An agent skill that studies any repository and produces structured knowledge artifacts. Drop it into Claude Code, Cursor, OpenCode, or any agent that supports the agentskills spec, point it at a codebase, and get back documentation that actually helps.
Most agents forget what they read three files ago. This skill fixes that by following a four-phase process:
- Reconnaissance -- scan the repo structure, identify the tech stack, map module boundaries
- Deep-dive study -- trace happy paths, error paths, and edge cases through each subsystem
- Artifact authoring -- fill a structured template covering architecture, key functions, gotchas, and Mermaid diagrams
- Delivery -- hand back self-contained Markdown artifacts that any developer (or agent) can read cold
The output is a set of knowledge artifacts. Each one covers a single subsystem and stands on its own. No prior context needed.
- Onboarding onto an unfamiliar codebase
- Producing documentation for a repo that has none
- Preparing knowledge files so other agents can work on the project without re-reading everything
- Studying a specific subsystem (auth, database layer, API routing, etc.) in depth
npx skills add OthmanAdi/codebase-knowledge-builderOr manually: copy the skills/codebase-knowledge-builder/ directory into your agent's skills folder.
skills/codebase-knowledge-builder/
SKILL.md # Skill definition and workflow
references/
recon-checklist.md # Phase 1 checklist
deep-dive-methodology.md # File reading and tracing strategies
templates/
knowledge_artifact.md # Output template for each subsystem
The SKILL.md stays lean (~80 lines). Detailed methodology lives in references/ and only gets loaded when needed. The template in templates/ defines the exact structure of every knowledge artifact the skill produces.

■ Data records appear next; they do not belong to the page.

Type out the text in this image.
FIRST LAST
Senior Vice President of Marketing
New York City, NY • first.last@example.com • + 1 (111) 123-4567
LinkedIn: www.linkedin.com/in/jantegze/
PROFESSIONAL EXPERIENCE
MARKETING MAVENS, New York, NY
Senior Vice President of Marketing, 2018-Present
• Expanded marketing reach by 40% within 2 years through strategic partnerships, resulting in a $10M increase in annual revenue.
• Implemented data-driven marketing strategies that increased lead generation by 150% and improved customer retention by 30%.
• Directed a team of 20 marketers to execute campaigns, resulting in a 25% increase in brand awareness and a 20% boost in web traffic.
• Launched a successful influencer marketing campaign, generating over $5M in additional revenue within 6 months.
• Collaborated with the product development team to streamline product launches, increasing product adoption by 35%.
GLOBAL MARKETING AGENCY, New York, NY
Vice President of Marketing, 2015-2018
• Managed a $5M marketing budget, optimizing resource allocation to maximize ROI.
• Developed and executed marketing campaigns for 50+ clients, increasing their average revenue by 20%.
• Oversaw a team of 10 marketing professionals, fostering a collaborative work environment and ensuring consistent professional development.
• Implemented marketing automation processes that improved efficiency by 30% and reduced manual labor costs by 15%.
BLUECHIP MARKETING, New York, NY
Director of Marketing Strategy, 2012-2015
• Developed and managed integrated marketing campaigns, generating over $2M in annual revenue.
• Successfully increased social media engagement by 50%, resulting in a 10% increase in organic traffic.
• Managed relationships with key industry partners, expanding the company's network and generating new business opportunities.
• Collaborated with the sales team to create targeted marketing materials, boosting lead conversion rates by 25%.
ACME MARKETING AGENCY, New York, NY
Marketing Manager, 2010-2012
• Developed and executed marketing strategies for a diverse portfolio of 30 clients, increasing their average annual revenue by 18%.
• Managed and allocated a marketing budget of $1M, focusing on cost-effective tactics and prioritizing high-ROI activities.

After running the skill on a Node.js API, each artifact includes:
- Architecture overview with design pattern identification
- Key components table (component, file path, responsibility)
- Step-by-step data and control flow
- Key functions table with parameters and return values
- Configuration and environment variable mapping
- Gotchas and pitfalls (race conditions, caching quirks, historical fixes)
- Extension points for adding new functionality
- Mermaid diagrams for visual flow
The skill uses progressive disclosure. When an agent triggers it, only the SKILL.md body loads into context (~600 words). The references and template load on demand during each phase. This keeps the context window clean for the actual codebase files being studied.
Scratch files (recon_findings.md, per-file notes) are saved during study so the agent doesn't lose findings as it reads more files. The quality checklist at the end catches incomplete sections, missing diagrams, and placeholder text before delivery.
See CONTRIBUTING.md for guidelines on submitting issues and pull requests.